I got a delivery yesterday and it reminded me of something that I was trying to forget.
One of the happy things about my arrival here was making a home for us, the family. While I told myself that I was going to finally live life for ME, I was doing the things in the beginning for the family. That’s not a terrible thing, and had things continued I would have been happy. My emotions were real, and my commitment solid. Things did not continue though, and in the aftermath, I was a single woman and a single ‘parent’.
We were both having our mourning periods, and me well I also had the life of me. No real time to lick my wounds, it was back to the grind. I can’t say I ever really exhaled until about December, and that is a big reason why January was able to happen. When I was allowed to finally grieve, I did and then I let go.
From August to say December though a curious thing occurred. I began to expand and unshrink myself.
I started to do the things, and the things for me. The East Coast trips helped with that, but I can admit it would have happened anyway. As I found ground that was more level and could support my weight, I stood in me.
Did I endure mediocre sex for some patio furniture assembly? No. I endured it to exorcise my vagina of the memory of the person I’d been faithful and monogamous to since 2019. The mediocre dick just also happened to put that furniture together. That is the thing about having a vagina, men want it and will do things for it.
Once that huge box was out and away and I had the ‘extra’ room outside, there as space and time to fill it, so I did. Each new addition was brought in, sadly, without thought that I was not alone here. Every new table or pillow or wall art was about me, and not about we. I was very WE upon arrival and I allowed the actions of another to send me back to ME.
It was in December that I slapped myself awake from that and began to add WE. WE aren’t going anywhere anytime soon. WE love each other warts and all and figure out how to giggle even when the tasks seem overwhelming.
The difference in gestation and choice? We arrived with one another with the ability to choose. We make the daily decision to choose. The difference in that and the intercourse version I bet it all on? We don’t punk out and we keep our word. Simple it is not at times, you’d have to open the pages of the two of us to see just how complex it can be some days, but there is not a day since I saw her in the airport I have not chosen her, even when I was busy being ME.
I started adding WE things, and some days it is over stimulating. I can look above this screen right now and see the overwhelm. It stays though because it is needed. I need that WE thing right there as a reminder to not slip into old habits. On their side of the bed are more WE things, which are slowly accumulating. There is even a shirt on a hangar on that side of the closet. I remember when it was suggested I get 2 night tables. I recall my empathic NO I am only 1 person damnit. It was just as emphatic a NO when it was suggested I get bar stools for the counter. Even in a WE I can put my foot down from time to time. But….can you keep a secret? I’m going to get them a night table. They have space in the kitchen and bath they might as well the bedroom, and I will smile internally when they see it and give the giggle which spreads the joy they are, while trying to keep a poker face and pretend I am the old coot I tell people I am these days.

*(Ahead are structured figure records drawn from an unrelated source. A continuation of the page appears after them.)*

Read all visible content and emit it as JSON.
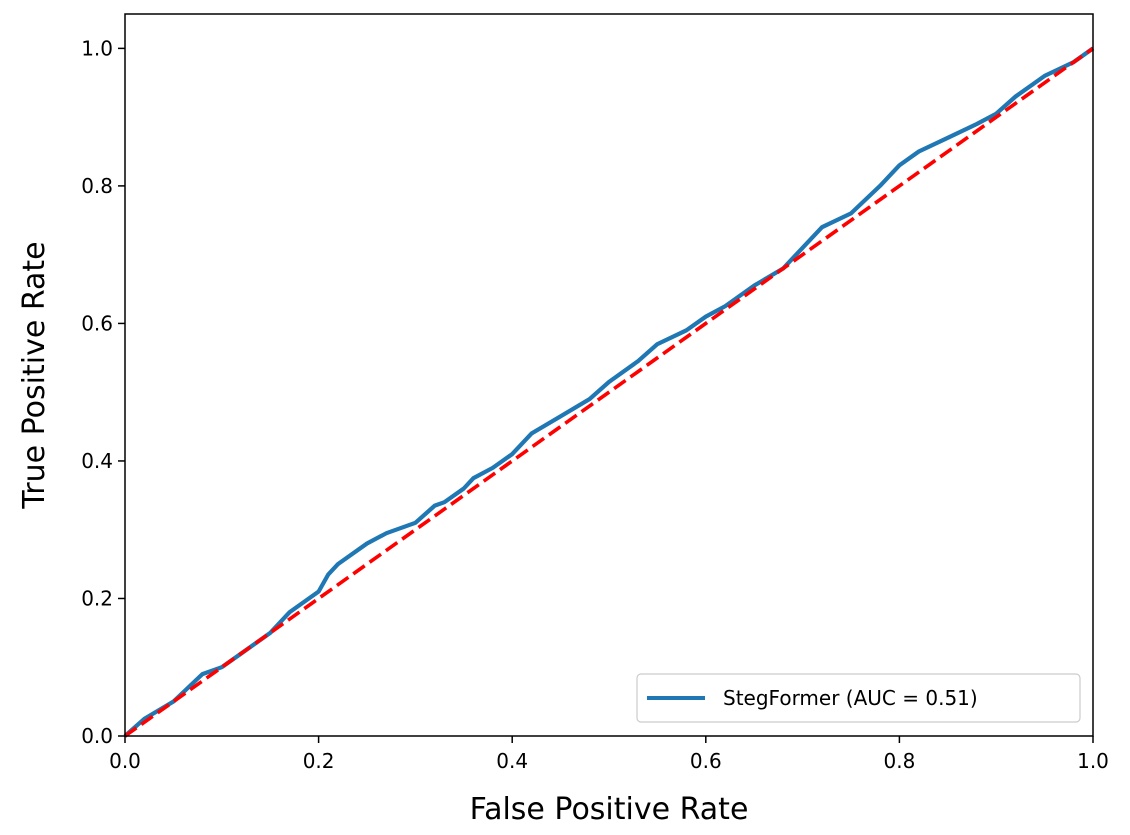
{
  "chart_data": {
    "type": "line",
    "title": "",
    "xlabel": "False Positive Rate",
    "ylabel": "True Positive Rate",
    "xlim": [
      0.0,
      1.0
    ],
    "ylim": [
      0.0,
      1.05
    ],
    "xticks": [
      "0.0",
      "0.2",
      "0.4",
      "0.6",
      "0.8",
      "1.0"
    ],
    "yticks": [
      "0.0",
      "0.2",
      "0.4",
      "0.6",
      "0.8",
      "1.0"
    ],
    "grid": false,
    "legend_position": "lower right",
    "series": [
      {
        "name": "StegFormer (AUC = 0.51)",
        "color": "#1f77b4",
        "style": "solid",
        "x": [
          0.0,
          0.02,
          0.05,
          0.08,
          0.1,
          0.12,
          0.15,
          0.17,
          0.2,
          0.21,
          0.22,
          0.25,
          0.27,
          0.3,
          0.32,
          0.33,
          0.35,
          0.36,
          0.38,
          0.4,
          0.42,
          0.45,
          0.48,
          0.5,
          0.53,
          0.55,
          0.58,
          0.6,
          0.62,
          0.65,
          0.68,
          0.7,
          0.72,
          0.75,
          0.78,
          0.8,
          0.82,
          0.85,
          0.88,
          0.9,
          0.92,
          0.95,
          0.98,
          1.0
        ],
        "y": [
          0.0,
          0.025,
          0.05,
          0.09,
          0.1,
          0.12,
          0.15,
          0.18,
          0.21,
          0.235,
          0.25,
          0.28,
          0.295,
          0.31,
          0.335,
          0.34,
          0.36,
          0.375,
          0.39,
          0.41,
          0.44,
          0.465,
          0.49,
          0.515,
          0.545,
          0.57,
          0.59,
          0.61,
          0.625,
          0.655,
          0.68,
          0.71,
          0.74,
          0.76,
          0.8,
          0.83,
          0.85,
          0.87,
          0.89,
          0.905,
          0.93,
          0.96,
          0.98,
          1.0
        ]
      },
      {
        "name": "",
        "color": "#ff0000",
        "style": "dashed",
        "x": [
          0.0,
          1.0
        ],
        "y": [
          0.0,
          1.0
        ]
      }
    ]
  }
}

As I think more about WE I buy things in 2 now, and I am looking forward to the big ticket purchase of 2 I have planned. That one will take a little longer but we have the time.
You see it’s not about having the ‘money’. Does $ make some things simpler? Sure, in fact a part of these lessons I would not have to learn if there was more disposable income at my ready. What I have is worth more though, and I am richer than those who would attempt to belittle me.

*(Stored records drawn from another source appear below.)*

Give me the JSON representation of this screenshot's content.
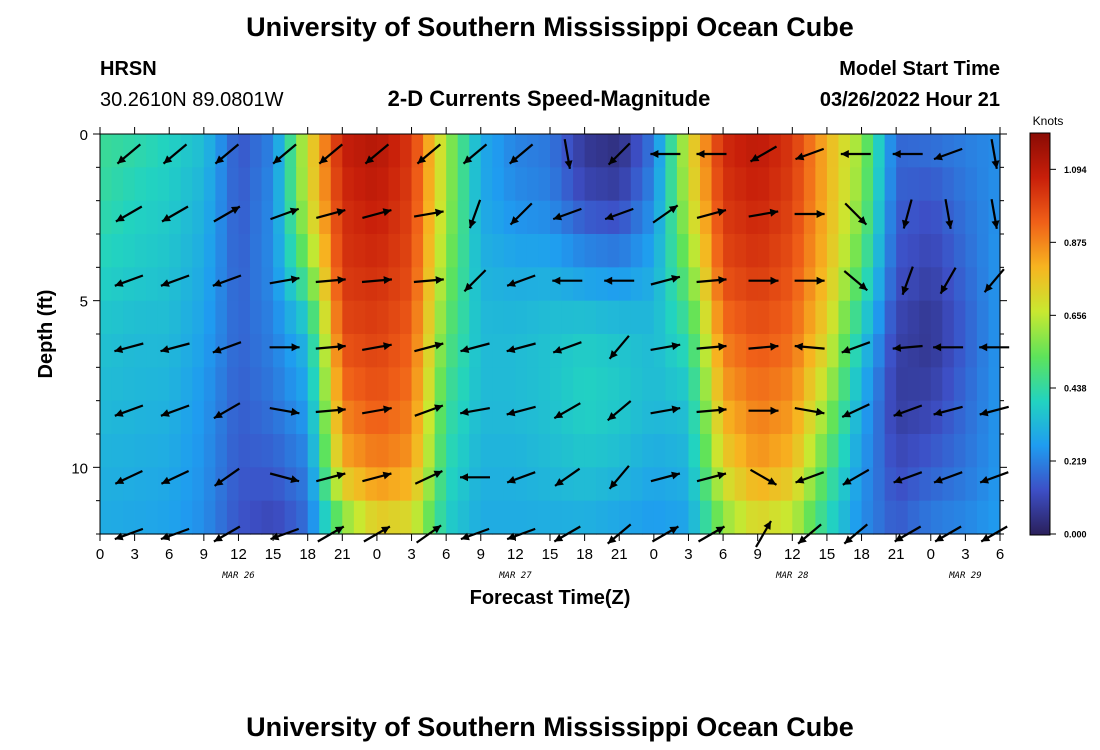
{
  "header": {
    "title": "University of Southern Mississippi Ocean Cube",
    "station": "HRSN",
    "coords": "30.2610N  89.0801W",
    "subtitle": "2-D Currents Speed-Magnitude",
    "model_start_label": "Model Start Time",
    "model_start_value": "03/26/2022 Hour 21"
  },
  "footer": {
    "title": "University of Southern Mississippi Ocean Cube"
  },
  "colors": {
    "palette": [
      "#2a1f5a",
      "#3d4fc6",
      "#1f9cf0",
      "#22d3c0",
      "#5ee35a",
      "#c9e830",
      "#f7b420",
      "#f06018",
      "#c81f0a",
      "#8a0b04"
    ]
  },
  "chart_data": {
    "type": "heatmap",
    "title": "2-D Currents Speed-Magnitude",
    "xlabel": "Forecast Time(Z)",
    "ylabel": "Depth (ft)",
    "x_hours_range": [
      0,
      78
    ],
    "y_range": [
      0,
      12
    ],
    "x_tick_labels": [
      "0",
      "3",
      "6",
      "9",
      "12",
      "15",
      "18",
      "21",
      "0",
      "3",
      "6",
      "9",
      "12",
      "15",
      "18",
      "21",
      "0",
      "3",
      "6",
      "9",
      "12",
      "15",
      "18",
      "21",
      "0",
      "3",
      "6"
    ],
    "y_ticks": [
      0,
      5,
      10
    ],
    "y_tick_labels": [
      "0",
      "5",
      "10"
    ],
    "date_labels": [
      {
        "label": "MAR 26",
        "hour": 12
      },
      {
        "label": "MAR 27",
        "hour": 36
      },
      {
        "label": "MAR 28",
        "hour": 60
      },
      {
        "label": "MAR 29",
        "hour": 75
      }
    ],
    "colorbar": {
      "label": "Knots",
      "min": 0.0,
      "max": 1.2,
      "ticks": [
        0.0,
        0.219,
        0.438,
        0.656,
        0.875,
        1.094
      ],
      "tick_labels": [
        "0.000",
        "0.219",
        "0.438",
        "0.656",
        "0.875",
        "1.094"
      ]
    },
    "vector_depths_ft": [
      0.6,
      2.4,
      4.4,
      6.4,
      8.3,
      10.3,
      12.0
    ],
    "vector_hours": [
      2.5,
      6.5,
      11,
      16,
      20,
      24,
      28.5,
      32.5,
      36.5,
      40.5,
      45,
      49,
      53,
      57.5,
      61.5,
      65.5,
      70,
      73.5,
      77.5
    ],
    "speed_grid": {
      "depths_ft": [
        0,
        2,
        4,
        6,
        8,
        10,
        12
      ],
      "hours": [
        0,
        3,
        6,
        9,
        12,
        15,
        18,
        21,
        24,
        27,
        30,
        33,
        36,
        39,
        42,
        45,
        48,
        51,
        54,
        57,
        60,
        63,
        66,
        69,
        72,
        75,
        78
      ],
      "values": [
        [
          0.46,
          0.44,
          0.4,
          0.35,
          0.14,
          0.22,
          0.7,
          1.08,
          1.12,
          1.02,
          0.62,
          0.3,
          0.22,
          0.2,
          0.06,
          0.03,
          0.2,
          0.7,
          1.05,
          1.1,
          1.02,
          0.8,
          0.6,
          0.18,
          0.2,
          0.22,
          0.24
        ],
        [
          0.44,
          0.4,
          0.38,
          0.32,
          0.15,
          0.24,
          0.68,
          1.04,
          1.08,
          1.0,
          0.62,
          0.3,
          0.24,
          0.22,
          0.12,
          0.1,
          0.24,
          0.66,
          1.02,
          1.06,
          1.0,
          0.8,
          0.58,
          0.16,
          0.14,
          0.2,
          0.25
        ],
        [
          0.4,
          0.38,
          0.36,
          0.3,
          0.16,
          0.24,
          0.55,
          1.02,
          1.04,
          0.98,
          0.58,
          0.32,
          0.3,
          0.3,
          0.26,
          0.24,
          0.3,
          0.56,
          0.98,
          1.02,
          0.96,
          0.78,
          0.5,
          0.14,
          0.1,
          0.18,
          0.26
        ],
        [
          0.36,
          0.34,
          0.34,
          0.28,
          0.17,
          0.22,
          0.34,
          0.98,
          1.0,
          0.94,
          0.52,
          0.34,
          0.34,
          0.36,
          0.38,
          0.36,
          0.34,
          0.44,
          0.9,
          0.96,
          0.92,
          0.72,
          0.38,
          0.1,
          0.06,
          0.16,
          0.26
        ],
        [
          0.34,
          0.33,
          0.32,
          0.26,
          0.16,
          0.2,
          0.28,
          0.9,
          0.96,
          0.9,
          0.46,
          0.34,
          0.34,
          0.36,
          0.4,
          0.38,
          0.34,
          0.36,
          0.82,
          0.9,
          0.86,
          0.62,
          0.3,
          0.08,
          0.1,
          0.18,
          0.26
        ],
        [
          0.32,
          0.31,
          0.3,
          0.25,
          0.15,
          0.16,
          0.22,
          0.8,
          0.88,
          0.84,
          0.42,
          0.32,
          0.32,
          0.34,
          0.36,
          0.34,
          0.3,
          0.32,
          0.72,
          0.84,
          0.78,
          0.5,
          0.26,
          0.12,
          0.16,
          0.2,
          0.26
        ],
        [
          0.3,
          0.29,
          0.28,
          0.24,
          0.14,
          0.1,
          0.18,
          0.52,
          0.7,
          0.66,
          0.38,
          0.3,
          0.3,
          0.3,
          0.3,
          0.28,
          0.26,
          0.28,
          0.56,
          0.68,
          0.62,
          0.4,
          0.24,
          0.16,
          0.22,
          0.24,
          0.27
        ]
      ]
    },
    "vector_angles_deg": [
      [
        220,
        220,
        220,
        220,
        220,
        220,
        220,
        220,
        220,
        280,
        225,
        180,
        180,
        210,
        200,
        180,
        180,
        200,
        280
      ],
      [
        210,
        210,
        30,
        20,
        15,
        15,
        10,
        250,
        225,
        200,
        200,
        35,
        15,
        10,
        0,
        315,
        255,
        280,
        280
      ],
      [
        200,
        200,
        200,
        10,
        5,
        5,
        5,
        225,
        200,
        180,
        180,
        15,
        5,
        0,
        0,
        320,
        250,
        240,
        230
      ],
      [
        195,
        195,
        200,
        0,
        5,
        10,
        15,
        195,
        195,
        200,
        230,
        10,
        5,
        5,
        175,
        200,
        185,
        180,
        180
      ],
      [
        200,
        200,
        210,
        350,
        5,
        10,
        20,
        190,
        195,
        210,
        220,
        10,
        5,
        0,
        350,
        205,
        200,
        195,
        195
      ],
      [
        205,
        205,
        215,
        345,
        15,
        15,
        25,
        180,
        200,
        215,
        230,
        15,
        15,
        330,
        200,
        210,
        200,
        200,
        200
      ],
      [
        200,
        200,
        210,
        200,
        30,
        30,
        35,
        200,
        200,
        210,
        220,
        30,
        30,
        60,
        220,
        220,
        210,
        210,
        210
      ]
    ]
  }
}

I might not be able to write a ‘check’ for everything my whim desires in this moment, and that is not a curse.
I recall the mutual hoping that the joy could become real because the proclamation was compensation. I recall promising to do all that I could to make it real. I wanted that once upon a time, and now….I do not. The view! The money! The friends! …and the part of the story that was never told the rum…the loneliness…..the self doubt. I got to see all of it, and in the end I was delivered away from it. Thank you.
The thing about money? You can make it. What you don’t have today you might have tomorrow. The thing about WE? It cannot be bought.
The tale can be told and twisted, but it doesn’t erase the reality. Everything that brought me here still exists, but this time without the reprieve of me. Will there be someone else? Eventually, and they still won’t be ME. That is a L.
What is not an L is WE cuddling on the sofa, WE chilling on the patio, WE in the new bed and WE going on vacation. WE are living and I cannot allow the habits of old to impact that. Shit….WE might even concede and get a television, oh wait that is not a WE that is a ME.
Up next is the trip next month. The stage. The reconnections to friend and lovers. The sundresses and laughter. The lack of sleep but no regrets. In July there is Vegas and if the new clients pan out as I think they will, a very very special birthday surprise. October is my month after all.
In between WE are making things happen.
I almost allowed myself to forget WE, but as the song goes Almost Doesn’t Count. There is a plus one and I am a very very fortunate girl. The Universe has a plan and I know the other half of WE is nervous, but like I’ve said and like it’s proven, its all for the best and there are no mistakes. Let’s roll with this and see where it takes us.